The legislation earlier in the day came within one vote of failing, when the senate voted 50-49 to defeat an amendment by California Democrat senator

Dianne Feinstein. Her provision would have increased penalties for attacks on pregnant women, including bringing murder charges against an assailant whose attack results in the termination of a pregnancy.

But the proposal also focused on the harm to the pregnancy rather than attempting to determine when life begins.

“Clearly, there is a concerted effort to codify in law the legal recognition that life begins at conception,” she said. “If we allow that to happen today, or in any other law, we put the right to choose squarely at risk.”
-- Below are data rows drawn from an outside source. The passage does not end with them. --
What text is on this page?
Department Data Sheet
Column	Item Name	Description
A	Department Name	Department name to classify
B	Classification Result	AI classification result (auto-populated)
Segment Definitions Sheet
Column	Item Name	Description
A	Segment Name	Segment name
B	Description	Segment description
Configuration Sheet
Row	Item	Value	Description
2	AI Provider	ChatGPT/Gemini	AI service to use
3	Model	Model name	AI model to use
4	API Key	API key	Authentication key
The legislation defines an “unborn child” as a child in utero, which it says “means a member of the species homo sapiens, at any stage of development, who is carried in the womb”.

Senator John Kerry, Bush’s Democrat opponent this autumn, interrupted his campaign schedule to vote yes on the amendment. He voted no on final passage.

Supporters of the legislation insisted it had nothing to do with abortion rights, and cited language in the bill that specifically states that lawful abortions are not subject to prosecution.

Supporters of the bill have named it after Laci Peterson and her unborn child, Conner, victims in a highly publicised murder case in California. She was eight-months pregnant when she disappeared in December 2002. Police found the bodies of her and the baby months later in the San Francisco Bay.

California, one of 29 states with an unborn victims law, is trying Peterson’s husband, Scott, on double murder charges.